The Cygnans left. An hour later he was feverish and getting sicker. He spent the next day feeling miserable. For a couple of hours he was delirious. But he had a blanket now, a square of some soft synthetic textured like overlapping orange scales that he was able to wrap around himself for warmth. Eventually his warder brought him a bowl of flat, tepid water, which he lapped up eagerly, getting down on his hands and knees, not daring to lift it to his lips for fear of spilling some of the precious liquid. There were no sanitary facilities. He used the far corner of the cell, feeling humiliated. Nothing was ever done about cleaning it up.

When the fever had passed, Jameson felt ravenous. Still shaky, he pounded on the door for attention. No one came. He waited it out for another twelve hours. Then the door opened. A Cygnan skittishly set something on the floor in front of him and fled.

He pounced on it. It was a prepared meal from his own ship’s galley, a thawing block of stew still in its original foil warming pan. He ignored the implications of that while he wolfed down the food, ice crystals and all. It was the first food he’d eaten in forty-eight hours.

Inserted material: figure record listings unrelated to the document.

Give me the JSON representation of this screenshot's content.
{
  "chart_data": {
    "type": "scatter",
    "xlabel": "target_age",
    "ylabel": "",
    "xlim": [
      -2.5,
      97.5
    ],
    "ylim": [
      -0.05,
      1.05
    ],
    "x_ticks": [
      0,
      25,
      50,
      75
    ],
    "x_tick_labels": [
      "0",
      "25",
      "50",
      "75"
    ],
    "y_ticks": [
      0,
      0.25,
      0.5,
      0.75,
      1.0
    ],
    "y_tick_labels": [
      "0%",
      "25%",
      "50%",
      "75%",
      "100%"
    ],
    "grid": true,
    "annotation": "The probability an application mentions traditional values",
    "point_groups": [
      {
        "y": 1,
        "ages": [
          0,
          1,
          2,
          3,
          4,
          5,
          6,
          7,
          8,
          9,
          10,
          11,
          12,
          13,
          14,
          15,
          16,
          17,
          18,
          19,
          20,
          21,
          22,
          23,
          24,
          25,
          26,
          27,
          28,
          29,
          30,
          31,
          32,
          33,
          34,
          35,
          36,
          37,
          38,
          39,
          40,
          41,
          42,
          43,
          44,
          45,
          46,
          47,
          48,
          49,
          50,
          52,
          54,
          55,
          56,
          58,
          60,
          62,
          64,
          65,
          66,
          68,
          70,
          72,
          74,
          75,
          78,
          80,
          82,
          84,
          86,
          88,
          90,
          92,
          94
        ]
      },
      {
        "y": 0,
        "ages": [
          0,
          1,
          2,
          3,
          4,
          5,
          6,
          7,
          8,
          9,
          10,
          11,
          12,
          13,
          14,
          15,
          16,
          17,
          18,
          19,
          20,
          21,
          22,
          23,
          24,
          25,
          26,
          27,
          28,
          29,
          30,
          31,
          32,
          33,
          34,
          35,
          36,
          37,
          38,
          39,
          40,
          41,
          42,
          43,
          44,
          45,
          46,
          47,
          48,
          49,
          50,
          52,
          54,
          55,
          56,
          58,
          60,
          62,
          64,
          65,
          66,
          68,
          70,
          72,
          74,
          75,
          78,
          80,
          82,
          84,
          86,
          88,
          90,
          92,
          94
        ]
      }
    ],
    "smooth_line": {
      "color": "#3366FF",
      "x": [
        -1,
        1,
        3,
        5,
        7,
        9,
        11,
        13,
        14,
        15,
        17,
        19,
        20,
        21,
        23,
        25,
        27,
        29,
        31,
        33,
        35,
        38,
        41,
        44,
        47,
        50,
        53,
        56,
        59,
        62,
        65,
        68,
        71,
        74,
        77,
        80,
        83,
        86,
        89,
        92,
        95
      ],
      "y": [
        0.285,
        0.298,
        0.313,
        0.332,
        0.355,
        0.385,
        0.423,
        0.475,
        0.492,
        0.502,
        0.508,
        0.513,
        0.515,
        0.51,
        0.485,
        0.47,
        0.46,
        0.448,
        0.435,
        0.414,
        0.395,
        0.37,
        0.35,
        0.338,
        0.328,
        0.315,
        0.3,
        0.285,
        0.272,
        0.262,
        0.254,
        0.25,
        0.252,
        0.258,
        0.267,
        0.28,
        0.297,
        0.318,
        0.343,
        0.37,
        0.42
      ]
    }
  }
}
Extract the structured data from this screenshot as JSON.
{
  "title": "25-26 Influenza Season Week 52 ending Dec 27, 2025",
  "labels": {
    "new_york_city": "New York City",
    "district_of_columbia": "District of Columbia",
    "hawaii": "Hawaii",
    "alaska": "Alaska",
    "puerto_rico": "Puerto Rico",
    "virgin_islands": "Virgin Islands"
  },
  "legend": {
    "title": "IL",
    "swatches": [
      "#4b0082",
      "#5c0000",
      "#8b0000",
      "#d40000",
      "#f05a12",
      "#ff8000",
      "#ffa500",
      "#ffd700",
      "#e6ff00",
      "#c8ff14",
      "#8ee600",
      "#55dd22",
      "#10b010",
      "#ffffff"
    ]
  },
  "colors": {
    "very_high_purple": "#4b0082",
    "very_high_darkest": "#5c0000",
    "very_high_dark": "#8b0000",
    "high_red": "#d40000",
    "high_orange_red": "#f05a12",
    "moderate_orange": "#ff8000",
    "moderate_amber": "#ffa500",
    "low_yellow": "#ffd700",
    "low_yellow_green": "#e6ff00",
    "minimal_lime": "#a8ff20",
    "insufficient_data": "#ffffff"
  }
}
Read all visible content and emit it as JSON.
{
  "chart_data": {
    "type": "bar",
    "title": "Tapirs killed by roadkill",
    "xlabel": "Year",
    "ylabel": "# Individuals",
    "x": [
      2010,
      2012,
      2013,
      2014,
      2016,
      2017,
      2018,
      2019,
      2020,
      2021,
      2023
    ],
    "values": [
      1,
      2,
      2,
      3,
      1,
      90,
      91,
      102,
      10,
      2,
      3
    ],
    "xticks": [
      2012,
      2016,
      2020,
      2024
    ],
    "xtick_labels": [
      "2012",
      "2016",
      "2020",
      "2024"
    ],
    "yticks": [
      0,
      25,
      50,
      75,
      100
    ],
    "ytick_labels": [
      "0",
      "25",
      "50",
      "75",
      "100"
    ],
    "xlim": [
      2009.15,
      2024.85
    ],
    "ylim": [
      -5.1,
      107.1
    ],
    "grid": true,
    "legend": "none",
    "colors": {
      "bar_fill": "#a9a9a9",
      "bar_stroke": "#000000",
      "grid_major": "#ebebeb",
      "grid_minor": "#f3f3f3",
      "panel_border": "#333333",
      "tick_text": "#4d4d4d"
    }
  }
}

He pushed the pan aside, satiated, and looked up. Two Cygnans were standing there, watching him. They were the first ones he’d seen without the transparent protective suits since he’d been taken out of his sterilized sack and isolated here. So he was at last out of quarantine! They were safe from his germs now—or he from theirs.

The two aliens were holding hands, Cygnan fashion. The middle pair. One of them was carrying a foot long implement in one of its primary limbs that resembled a two-pronged toasting fork with blunt tines.

The other Cygnan uttered a clear, chimelike sound composed of two tones. Jameson recognized it as a tetrachord: a perfect fourth. The first Cygnan let go of the other’s hand and high-stepped over the rim of the door, holding the forklike object in front of it like a weapon.